© D. Piollet
© Eric Massua
© Clotilde Grandguillot

Présentation

1980, c’est la fin des Trente Glorieuses et le début du théâtre d’objet : ce n’est pas un hasard. L’envahissement des objets trouve un exutoire au théâtre.

Un objet bon à faire du théâtre, se tient dans la main, manufacturé à des milliers d’exemplaires, souvent made in China, pas cher, des fois abîmé. On le reconnaît parce qu’on l’a tous eu chez nous. Il porte ses fêlures, il porte un peu de mémoire. Il parle des petites gens. De grands ancêtres l’ont déjà évoqué dans leurs domaines : Duchamp, Bachelard, Perec…

Le théâtre d’objet naît chez plusieurs compagnies en France et en Italie : Manarf, Bricciole, Piccoli Principi, Vélo.

Notre premier spectacle, le Théâtre de Cuisine, tient dans une valise, se joue sur une table et donne son nom à la Compagnie.

Influencés dans notre enfance par le cinéma de quartier, nous reprenons le vocabulaire du cinéma pour l’appliquer au théâtre.

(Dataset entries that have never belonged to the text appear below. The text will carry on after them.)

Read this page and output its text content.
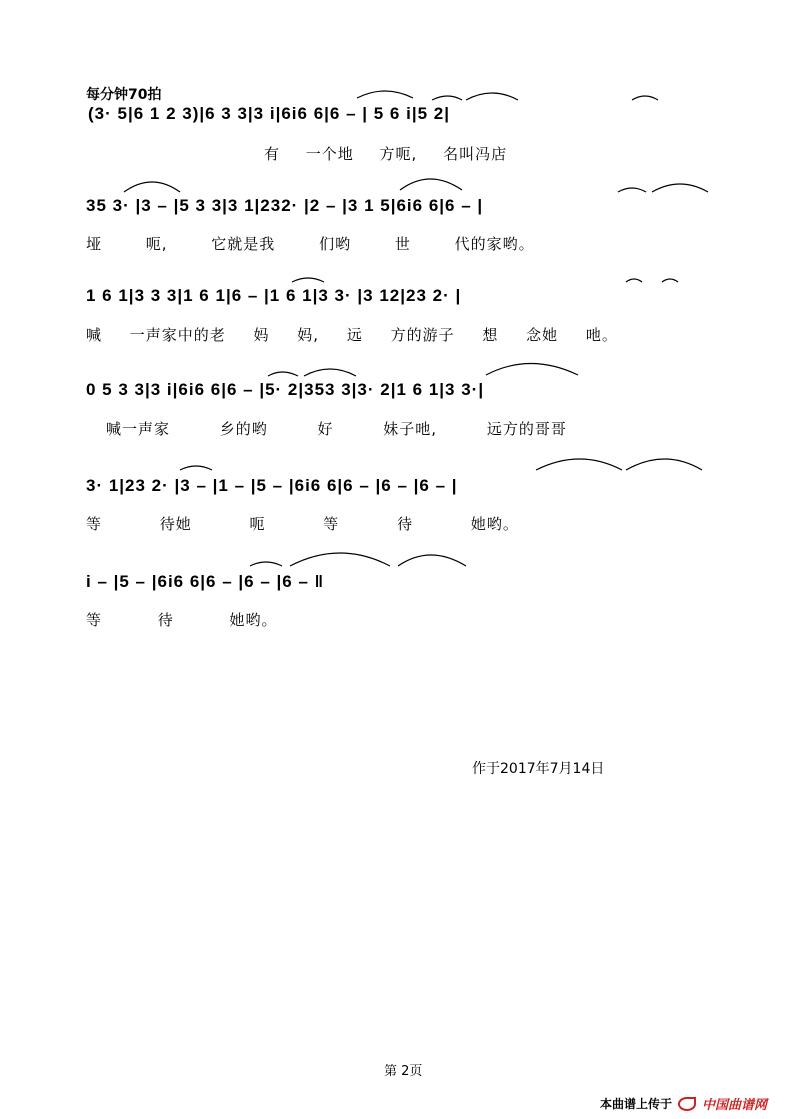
每分钟70拍
(3· 5|6 1 2 3)|6 3 3|3 i|6i6 6|6 – | 5 6 i|5 2|
有 一个地 方呃, 名叫冯店
35 3· |3 – |5 3 3|3 1|232· |2 – |3 1 5|6i6 6|6 – |
垭 呃, 它就是我 们哟 世 代的家哟。
1 6 1|3 3 3|1 6 1|6 – |1 6 1|3 3· |3 12|23 2· |
喊 一声家中的老 妈 妈, 远 方的游子 想 念她 吔。
0 5 3 3|3 i|6i6 6|6 – |5· 2|353 3|3· 2|1 6 1|3 3·|
喊一声家 乡的哟 好 妹子吔, 远方的哥哥
3· 1|23 2· |3 – |1 – |5 – |6i6 6|6 – |6 – |6 – |
等 待她 呃 等 待 她哟。
i – |5 – |6i6 6|6 – |6 – |6 – ‖
等 待 她哟。
作于2017年7月14日
第 2页
本曲谱上传于 中国曲谱网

En répétition nous parlons de plan large, de plan serré, de flash-back… De point de vue. Devant le public nous faisons tout en même temps : jeu, cadre, montage ; nous aimons bien montrer les ficelles, comment ça se fabrique, les coulisses sur scène, c’est un théâtre de la complicité et de la proximité avec le public.

La petitesse des objets nous permet de faire apparaître l’immensité sur une table de cuisine. Ces objets qui racontent l’infra-ordinaire, sont des boîtes à fabriquer des épopées. Les objets sauvés de la poubelle sont les ruines de notre société, ils portent une mythologie familiale. Ils sont bons à inventer une nouvelle histoire en se souvenant confusément d’une autre.

Nous aimons chercher les liens qui existent entre Andersen et Katy dans La Femme aux allumettes, entre Macbeth et Christian dans Je serai Macbeth. Nous bricolons des hypothèses de vies en y mettant beaucoup de notre propre histoire. Notre théâtre se fabrique à la main.

Dédiés à tous les publics, trente spectacles font aujourd’hui partie du répertoire du Théâtre de Cuisine. Largement diffusés en France et à l’étranger, ces spectacles sont autant d’envies de prouver que nous pouvons imaginer le monde.

A ce jour, une dizaine de spectacles sont en tournée.
Découvrez-les dans notre rubrique Les spectacles.
Quant aux autres, ceux que vous ne verrez plus jamais, mais qui sont toujours là, tout près, et font partie de nous, nous les avons rangés dans De mémoire de cie.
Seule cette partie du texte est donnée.